By Hugh Pym
Economics editor, BBC News
Things are looking grim in the jobs market.
There will be few sectors of the economy untouched by unemployment
In recent months there have been some crumbs of comfort, with record numbers in work.
But those crumbs have been carried away by the financial storms.
It is hard for anyone, in government or elsewhere, to put a positive spin on the figures.
In the three months to August there was the biggest increase in the official unemployment figure (the wider measure in line with other countries) since 1991.
This of course was in the middle of the last recession.
Just as ominous was the slide in the numbers of people in jobs, the biggest since 1993.
These numbers are serious and indicative of the scale of the unemployment problem now facing the UK.
Two million jobless by Christmas, up from the latest figure of 1.79 million, now seems a realistic prediction (it didn't as recently as a month or so ago).
'Steeped in gloom'
So how bad will it be? There will be misery in many families around the country as jobs are lost.
There will be few sectors of industry untouched by the curse of unemployment.
Businesses associated with the housing market, financial services and leisure are the most vulnerable.
But, ominously, manufacturing is steeped in gloom too.

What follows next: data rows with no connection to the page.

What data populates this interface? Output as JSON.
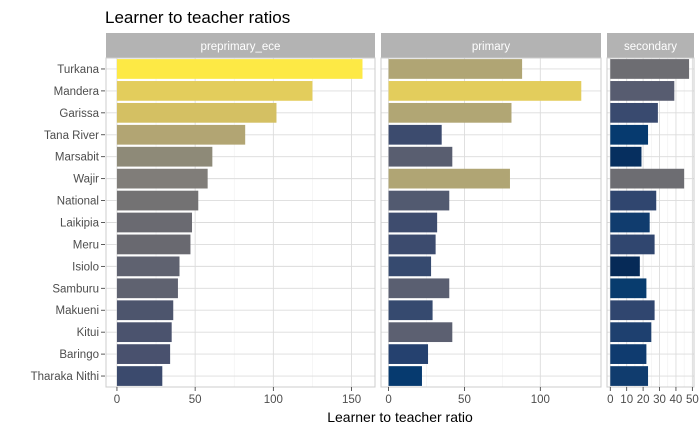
{
  "chart_data": {
    "type": "bar",
    "orientation": "horizontal",
    "title": "Learner to teacher ratios",
    "xlabel": "Learner to teacher ratio",
    "ylabel": "",
    "grid": true,
    "legend": "none",
    "categories": [
      "Turkana",
      "Mandera",
      "Garissa",
      "Tana River",
      "Marsabit",
      "Wajir",
      "National",
      "Laikipia",
      "Meru",
      "Isiolo",
      "Samburu",
      "Makueni",
      "Kitui",
      "Baringo",
      "Tharaka Nithi"
    ],
    "facets": [
      {
        "name": "preprimary_ece",
        "xlim": [
          -7,
          165
        ],
        "ticks": [
          0,
          50,
          100,
          150
        ],
        "tick_labels": [
          "0",
          "50",
          "100",
          "150"
        ],
        "values": [
          157,
          125,
          102,
          82,
          61,
          58,
          52,
          48,
          47,
          40,
          39,
          36,
          35,
          34,
          29
        ],
        "colors": [
          "#fde945",
          "#e3cd5c",
          "#d4c063",
          "#b2a573",
          "#8e8a78",
          "#807d79",
          "#737273",
          "#6a6a71",
          "#696970",
          "#5f6270",
          "#5f6270",
          "#4d556d",
          "#4b536e",
          "#49516e",
          "#3b4a6d"
        ]
      },
      {
        "name": "primary",
        "xlim": [
          -5,
          140
        ],
        "ticks": [
          0,
          50,
          100
        ],
        "tick_labels": [
          "0",
          "50",
          "100"
        ],
        "values": [
          88,
          127,
          81,
          35,
          42,
          80,
          40,
          32,
          31,
          28,
          40,
          29,
          42,
          26,
          22
        ],
        "colors": [
          "#b0a574",
          "#e3cd5c",
          "#b1a674",
          "#3c4b6e",
          "#595e70",
          "#b0a574",
          "#525a70",
          "#3e4c6e",
          "#3c4b6e",
          "#364a6f",
          "#5a5f71",
          "#364a6f",
          "#5c6071",
          "#25416f",
          "#063a6f"
        ]
      },
      {
        "name": "secondary",
        "xlim": [
          -2,
          51
        ],
        "ticks": [
          0,
          10,
          20,
          30,
          40,
          50
        ],
        "tick_labels": [
          "0",
          "10",
          "20",
          "30",
          "40",
          "50"
        ],
        "values": [
          48,
          39,
          29,
          23,
          19,
          45,
          28,
          24,
          27,
          18,
          22,
          27,
          25,
          22,
          23
        ],
        "colors": [
          "#6d6d72",
          "#575c70",
          "#394a6f",
          "#063a6f",
          "#062f5f",
          "#6d6d72",
          "#30466f",
          "#103c6e",
          "#30466f",
          "#062a57",
          "#083c6e",
          "#30466f",
          "#1e406f",
          "#0f3b6f",
          "#103c6e"
        ]
      }
    ]
  }
}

Exporters of products made in the UK were one of the bright hopes for the economy as the consumer area fell back.
It does not seem to have worked out like that.
Not so bad?
But let's keep things in perspective.
It was not that long since unemployment was last at two million, the spring of 1997 in fact. That was when Labour came to power.
Is unemployment heading for the worst levels in decades?

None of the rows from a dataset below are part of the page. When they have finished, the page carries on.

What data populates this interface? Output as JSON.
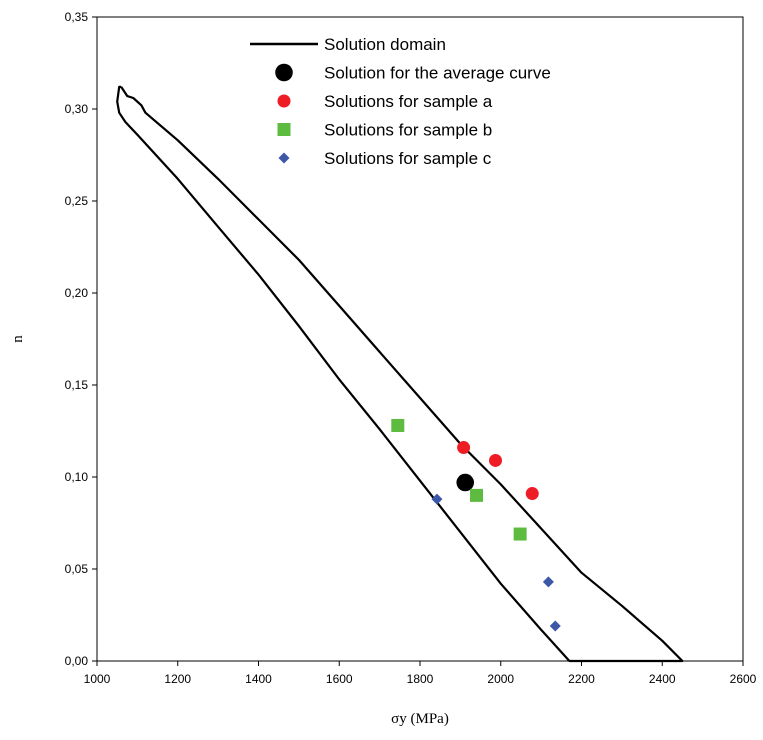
{
  "chart_data": {
    "type": "scatter",
    "xlabel": "σy (MPa)",
    "ylabel": "n",
    "xlim": [
      1000,
      2600
    ],
    "ylim": [
      0,
      0.35
    ],
    "x_ticks": [
      "1000",
      "1200",
      "1400",
      "1600",
      "1800",
      "2000",
      "2200",
      "2400",
      "2600"
    ],
    "y_ticks": [
      "0,00",
      "0,05",
      "0,10",
      "0,15",
      "0,20",
      "0,25",
      "0,30",
      "0,35"
    ],
    "grid": false,
    "legend_position": "top",
    "series": [
      {
        "name": "Solution domain",
        "kind": "line",
        "color": "#000000",
        "points": [
          [
            1060,
            0.312
          ],
          [
            1075,
            0.307
          ],
          [
            1090,
            0.306
          ],
          [
            1110,
            0.302
          ],
          [
            1120,
            0.298
          ],
          [
            1200,
            0.283
          ],
          [
            1300,
            0.262
          ],
          [
            1400,
            0.24
          ],
          [
            1500,
            0.218
          ],
          [
            1600,
            0.193
          ],
          [
            1700,
            0.168
          ],
          [
            1800,
            0.143
          ],
          [
            1900,
            0.118
          ],
          [
            2000,
            0.096
          ],
          [
            2100,
            0.072
          ],
          [
            2200,
            0.048
          ],
          [
            2300,
            0.03
          ],
          [
            2400,
            0.011
          ],
          [
            2450,
            0.0
          ],
          [
            2170,
            0.0
          ],
          [
            2100,
            0.017
          ],
          [
            2000,
            0.042
          ],
          [
            1900,
            0.07
          ],
          [
            1800,
            0.098
          ],
          [
            1700,
            0.126
          ],
          [
            1600,
            0.153
          ],
          [
            1500,
            0.182
          ],
          [
            1400,
            0.21
          ],
          [
            1300,
            0.236
          ],
          [
            1200,
            0.262
          ],
          [
            1100,
            0.286
          ],
          [
            1070,
            0.293
          ],
          [
            1055,
            0.298
          ],
          [
            1050,
            0.304
          ],
          [
            1055,
            0.312
          ],
          [
            1060,
            0.312
          ]
        ]
      },
      {
        "name": "Solution for the average curve",
        "marker": "circle",
        "color": "#000000",
        "points": [
          [
            1912,
            0.097
          ]
        ]
      },
      {
        "name": "Solutions for sample a",
        "marker": "circle",
        "color": "#ee1c25",
        "points": [
          [
            1908,
            0.116
          ],
          [
            1987,
            0.109
          ],
          [
            2078,
            0.091
          ]
        ]
      },
      {
        "name": "Solutions for sample b",
        "marker": "square",
        "color": "#5dbb3f",
        "points": [
          [
            1745,
            0.128
          ],
          [
            1940,
            0.09
          ],
          [
            2048,
            0.069
          ]
        ]
      },
      {
        "name": "Solutions for sample c",
        "marker": "diamond",
        "color": "#3d57a8",
        "points": [
          [
            1842,
            0.088
          ],
          [
            2118,
            0.043
          ],
          [
            2135,
            0.019
          ]
        ]
      }
    ]
  }
}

It may be politically awkward for the government if it can no longer highlight a lower jobless total as one of its achievements.
But many households will feel that if 1997 is as bad as it gets that is not so bad after all.

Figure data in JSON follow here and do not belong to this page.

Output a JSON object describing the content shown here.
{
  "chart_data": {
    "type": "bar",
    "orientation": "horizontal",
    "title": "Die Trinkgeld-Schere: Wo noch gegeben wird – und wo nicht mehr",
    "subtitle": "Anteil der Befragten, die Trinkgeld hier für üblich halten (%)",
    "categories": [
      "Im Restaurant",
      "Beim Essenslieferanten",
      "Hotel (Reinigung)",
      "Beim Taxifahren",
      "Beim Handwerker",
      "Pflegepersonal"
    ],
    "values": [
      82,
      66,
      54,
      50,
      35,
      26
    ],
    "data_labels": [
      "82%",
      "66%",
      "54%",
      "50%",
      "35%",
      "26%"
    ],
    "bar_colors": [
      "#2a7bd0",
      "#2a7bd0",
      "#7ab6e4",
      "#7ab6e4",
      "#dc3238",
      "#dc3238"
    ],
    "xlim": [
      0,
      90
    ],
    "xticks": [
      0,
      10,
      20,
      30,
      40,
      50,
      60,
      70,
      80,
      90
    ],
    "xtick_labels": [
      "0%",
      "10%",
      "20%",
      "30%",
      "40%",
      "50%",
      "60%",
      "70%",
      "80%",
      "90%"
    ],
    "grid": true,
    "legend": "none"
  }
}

The UK still enjoys a lower unemployment rate that many leading competitors.
France and Germany's 7.3% do not look healthy next to the UK's 5.7%.
The British labour force has been seen as more flexible than others in recent years.
In that sense the UK may be better placed to cope with a world downturn that some other major economies.
And it's possible that if there is a recession it will be short-lived - V-shaped rather than U-shaped.
In other words we could go in and out of it quickly.
Unemployment could peak well below levels seen in the last recession of the early 1990s.
Previous downturns have been marked by rampant inflation, often fuelled by spiralling wage deals.
This time, although inflation has hit a 16-year high, pay rises have remained remarkably stable.
The latest labour market statistics have seen a fall in average earnings increases.
So, assuming inflation falls steadily, the Bank of England will be free to cut interest rates vigorously.
This may be the safety valve which prevents a prolonged and deep recession developing.
And yet… nobody quite knows how severely the world economy will be affected by the financial crisis.
Events have moved at breathtaking speed in recent weeks.
Economies can tumble downhill rapidly if confidence evaporates.
The latest figures do not include the banking jobs shed in September, never mind the expected losses from the major bank mergers.
It is not a breathtaking insight, but the next few months will determine whether the unemployment story is no worse than the mid-1990s or the nastiest in decades.